Propos recueillis par Bernadette Beyne Février 1996
Quel enregistrement, quelle prestation du répertoire baroque ne porte-t-il pas en son sein la trace vocale du haute-contre ?
Il suffit de considérer l'évolution du public face au phénomène haute-contre pour se rendre compte qu'aujourd'hui rares sont ceux encore étonnés par de telles voix. Il est loin le temps où Alfred Deller devait s'afficher avec femme et enfants pour prouver une virilité compatible avec l'aigu de sa voix. En parlant d'un Bowman, d'un Lesne ou Lee Ragin, il est vrai qu'on cite déjà les noms d'une troisième génération. Alors phénomène de mode ou option déterminée par une démarche musicologique sur les répertoires du passé?
Il est clair que l'étude des traités a fait concevoir voix et instruments sous un nouveau jour et a permis à d'autres perspectives sonores de s'inscrire dans notre contexte musical où les empreintes du XIXe siècle étaient encore fraîches. Il suffit d'entendre les enregistrements d'oeuvres baroques qui sont apparus après la deuxième guerre pour se rendre compte que l'arsenal romantique des orchestres imposants et des voix pathétiques était encore bien en place. Les premières découvertes d'écrits sur la vocalité baroque ont laissé entrevoir qu'il avait existé un idéal sonore différent. Avec l'existence des castrats et du même fait du répertoire qui leur était consacré, notre époque se devait de trouver une alternative d'interprétation.

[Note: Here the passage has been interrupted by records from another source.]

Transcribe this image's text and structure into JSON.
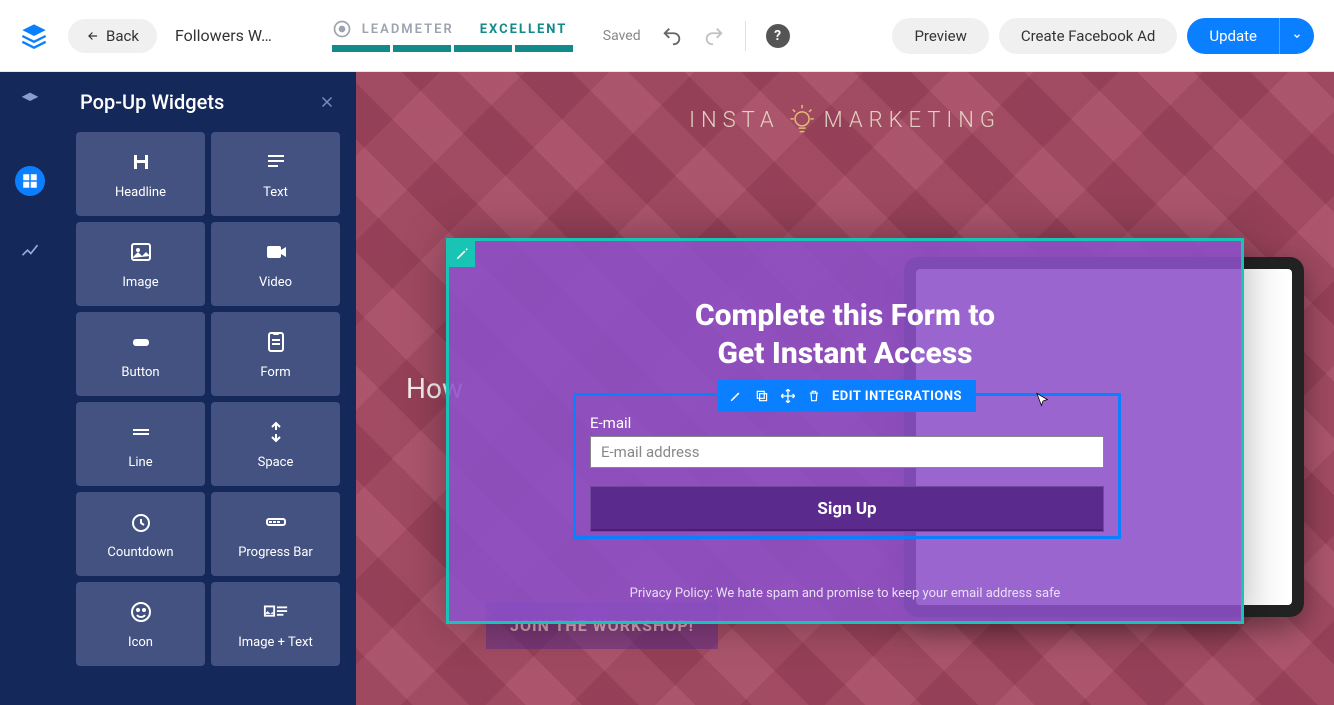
{
  "topbar": {
    "back_label": "Back",
    "page_name": "Followers W…",
    "leadmeter_label": "LEADMETER",
    "leadmeter_status": "EXCELLENT",
    "leadmeter_segments": 4,
    "saved_label": "Saved",
    "preview_label": "Preview",
    "facebook_ad_label": "Create Facebook Ad",
    "update_label": "Update"
  },
  "sidebar": {
    "title": "Pop-Up Widgets",
    "widgets": [
      {
        "label": "Headline",
        "icon": "headline-icon"
      },
      {
        "label": "Text",
        "icon": "text-icon"
      },
      {
        "label": "Image",
        "icon": "image-icon"
      },
      {
        "label": "Video",
        "icon": "video-icon"
      },
      {
        "label": "Button",
        "icon": "button-icon"
      },
      {
        "label": "Form",
        "icon": "form-icon"
      },
      {
        "label": "Line",
        "icon": "line-icon"
      },
      {
        "label": "Space",
        "icon": "space-icon"
      },
      {
        "label": "Countdown",
        "icon": "countdown-icon"
      },
      {
        "label": "Progress Bar",
        "icon": "progressbar-icon"
      },
      {
        "label": "Icon",
        "icon": "icon-icon"
      },
      {
        "label": "Image + Text",
        "icon": "imagetext-icon"
      }
    ]
  },
  "canvas": {
    "brand_left": "INSTA",
    "brand_right": "MARKETING",
    "bg_heading_prefix": "How",
    "bg_cta": "JOIN THE WORKSHOP!"
  },
  "popup": {
    "title_line1": "Complete this Form to",
    "title_line2": "Get Instant Access",
    "privacy": "Privacy Policy: We hate spam and promise to keep your email address safe"
  },
  "form": {
    "toolbar_action": "EDIT INTEGRATIONS",
    "field_label": "E-mail",
    "field_placeholder": "E-mail address",
    "submit_label": "Sign Up"
  },
  "colors": {
    "primary_blue": "#0a7fff",
    "teal": "#138a8a",
    "sidebar_bg": "#15285a",
    "popup_purple": "#8c50c8",
    "cta_purple": "#5a2b8c",
    "page_tint": "#962846"
  }
}
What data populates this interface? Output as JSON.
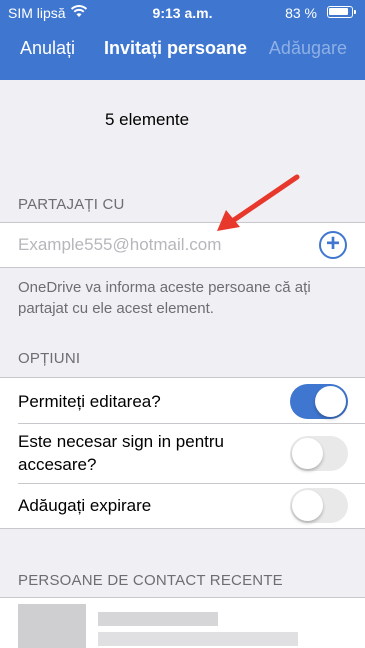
{
  "status_bar": {
    "carrier": "SIM lipsă",
    "time": "9:13 a.m.",
    "battery": "83 %"
  },
  "nav": {
    "cancel": "Anulați",
    "title": "Invitați persoane",
    "add": "Adăugare"
  },
  "item_count": "5 elemente",
  "share_section": {
    "label": "PARTAJAȚI CU",
    "placeholder": "Example555@hotmail.com"
  },
  "note": "OneDrive va informa aceste persoane că ați partajat cu ele acest element.",
  "options": {
    "label": "OPȚIUNI",
    "items": [
      {
        "label": "Permiteți editarea?",
        "enabled": true
      },
      {
        "label": "Este necesar sign in pentru accesare?",
        "enabled": false
      },
      {
        "label": "Adăugați expirare",
        "enabled": false
      }
    ]
  },
  "recent": {
    "label": "PERSOANE DE CONTACT RECENTE"
  },
  "colors": {
    "accent": "#3f76cf",
    "arrow": "#e8382b"
  }
}
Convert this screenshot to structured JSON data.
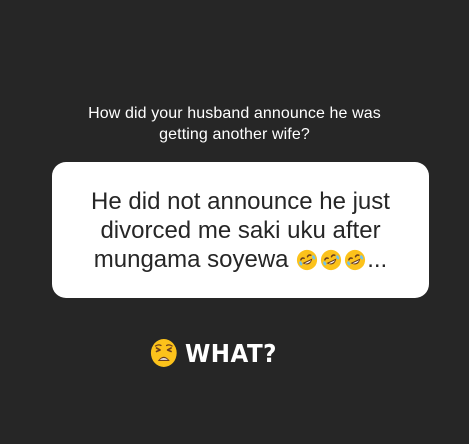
{
  "question": {
    "line1": "How did your husband announce he was",
    "line2": "getting another wife?"
  },
  "answer": {
    "line1": "He did not announce he just",
    "line2": "divorced me saki uku after",
    "line3_text": "mungama soyewa",
    "line3_emoji": [
      "rolling-on-the-floor-laughing-icon",
      "rolling-on-the-floor-laughing-icon",
      "rolling-on-the-floor-laughing-icon"
    ],
    "line3_ellipsis": "..."
  },
  "reply": {
    "emoji": "weary-face-icon",
    "text": "WHAT?"
  },
  "colors": {
    "background": "#262626",
    "card": "#ffffff",
    "text_light": "#ffffff",
    "text_dark": "#262626",
    "emoji_yellow": "#fcc21b"
  }
}
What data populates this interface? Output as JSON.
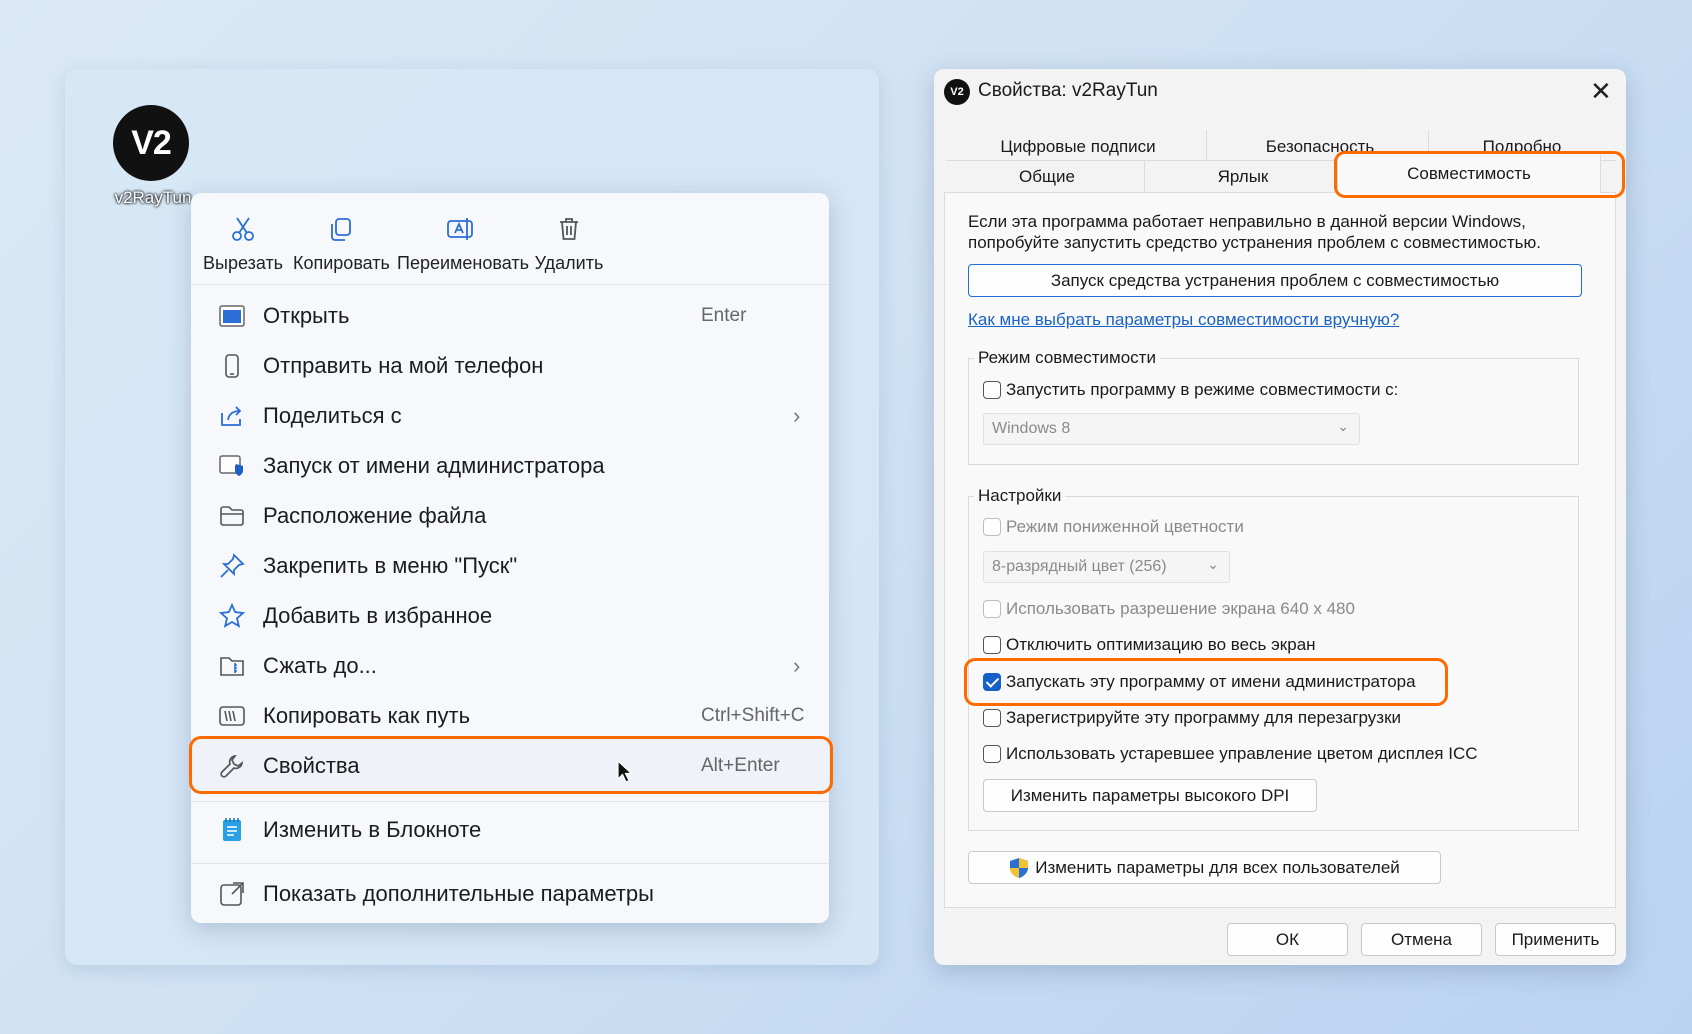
{
  "desktop": {
    "app_icon_text": "V2",
    "app_icon_label": "v2RayTun"
  },
  "context_menu": {
    "quick_actions": [
      {
        "label": "Вырезать",
        "icon": "scissors-icon"
      },
      {
        "label": "Копировать",
        "icon": "copy-icon"
      },
      {
        "label": "Переименовать",
        "icon": "rename-icon"
      },
      {
        "label": "Удалить",
        "icon": "trash-icon"
      }
    ],
    "items": [
      {
        "label": "Открыть",
        "shortcut": "Enter",
        "icon": "window-icon"
      },
      {
        "label": "Отправить на мой телефон",
        "shortcut": "",
        "icon": "phone-icon"
      },
      {
        "label": "Поделиться с",
        "shortcut": "",
        "icon": "share-icon",
        "submenu": true
      },
      {
        "label": "Запуск от имени администратора",
        "shortcut": "",
        "icon": "shield-icon"
      },
      {
        "label": "Расположение файла",
        "shortcut": "",
        "icon": "folder-icon"
      },
      {
        "label": "Закрепить в меню \"Пуск\"",
        "shortcut": "",
        "icon": "pin-icon"
      },
      {
        "label": "Добавить в избранное",
        "shortcut": "",
        "icon": "star-icon"
      },
      {
        "label": "Сжать до...",
        "shortcut": "",
        "icon": "archive-icon",
        "submenu": true
      },
      {
        "label": "Копировать как путь",
        "shortcut": "Ctrl+Shift+C",
        "icon": "path-icon"
      },
      {
        "label": "Свойства",
        "shortcut": "Alt+Enter",
        "icon": "wrench-icon"
      },
      {
        "label": "Изменить в Блокноте",
        "shortcut": "",
        "icon": "notepad-icon"
      },
      {
        "label": "Показать дополнительные параметры",
        "shortcut": "",
        "icon": "more-options-icon"
      }
    ]
  },
  "dialog": {
    "title_icon_text": "V2",
    "title": "Свойства: v2RayTun",
    "close_glyph": "✕",
    "tabs_row1": [
      "Цифровые подписи",
      "Безопасность",
      "Подробно"
    ],
    "tabs_row2": [
      "Общие",
      "Ярлык"
    ],
    "active_tab": "Совместимость",
    "intro_line1": "Если эта программа работает неправильно в данной версии Windows,",
    "intro_line2": "попробуйте запустить средство устранения проблем с совместимостью.",
    "troubleshooter_button": "Запуск средства устранения проблем с совместимостью",
    "help_link": "Как мне выбрать параметры совместимости вручную?",
    "compat_mode": {
      "group_label": "Режим совместимости",
      "checkbox_label": "Запустить программу в режиме совместимости с:",
      "checked": false,
      "os_value": "Windows 8"
    },
    "settings": {
      "group_label": "Настройки",
      "reduced_color": {
        "label": "Режим пониженной цветности",
        "checked": false,
        "disabled": true
      },
      "color_value": "8-разрядный цвет (256)",
      "res_640": {
        "label": "Использовать разрешение экрана 640 x 480",
        "checked": false,
        "disabled": true
      },
      "disable_fullscreen": {
        "label": "Отключить оптимизацию во весь экран",
        "checked": false
      },
      "run_as_admin": {
        "label": "Запускать эту программу от имени администратора",
        "checked": true
      },
      "register_restart": {
        "label": "Зарегистрируйте эту программу для перезагрузки",
        "checked": false
      },
      "legacy_icc": {
        "label": "Использовать устаревшее управление цветом дисплея ICC",
        "checked": false
      },
      "dpi_button": "Изменить параметры высокого DPI"
    },
    "all_users_button": "Изменить параметры для всех пользователей",
    "ok": "ОК",
    "cancel": "Отмена",
    "apply": "Применить"
  },
  "colors": {
    "highlight": "#ff6a00",
    "accent": "#1560c9",
    "link": "#1a62c7"
  }
}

Oeuvres taillées sur mesure pour des chanteurs aux pouvoirs désormais inconnus, ces Cantates ou Arie présentent des caractéristiques redoutables sur le plan de la respiration -ne dit-on pas que le célèbre Farinelli dont on nous a tant parlé voici quelque temps, pouvait enchaîner 150 notes d'un seul souffle?- et de la tessiture, une voix d'enfant gardée intacte par l'opération chirurgicale qui le rend eunuque puis, renforcée par tout un acquis esthétique et technique. Trois octaves déployées et en place, de la virtuosité, une tenue de souffle impeccable, maîtrise du timbre et expressivité: voilà bien des attributs à faire pâlir d'envie ou de frayeur plus d'un chanteur rompu aux techniques traditionnelles dictées par le romantisme. Si le haute-contre semble apporter une réponse à ces questions d'interprétation -un souffle plus généreux que celui d'un alto féminin, un timbre sans doute plus proche- il reste néanmoins que les tessitures aiguës des oeuvres pour castrats plus souvent sopranistes que contraltistes sont toujours inaccessibles au registre du haute-contre dont l'étendue vocale est comparable à celle de l'alto.
Quel fantasme a poussé les compositeurs des XVIIe et XVIIIe siècles à créer ces interprètes et leur langage dans une dimension mi-homme, mi-femme puis avec l'aura dont on les a entourés, mi-dieu?
L'institution des castrats a souvent été mise en rapport avec l'interdiction du milieu ecclésiastique de laisser les femmes prendre part à la disipline vocale dans les églises. Deux arguments viennent cependant affaiblir cette explication. D'une part, par le fait même que le nombre de castrats ait été tout aussi important à Naples -royaume laïque- que dans les Etats Pontificaux. D'autre part, chronologiquement, on voit apparaître les premiers castrats sur les scènes lyriques trois-quart de siècle avant que la bulle papale d'Innocent XI en 1676 n'interdise les femmes sur scène -et encore, elles ne sont interdites que sur les scènes pontificales.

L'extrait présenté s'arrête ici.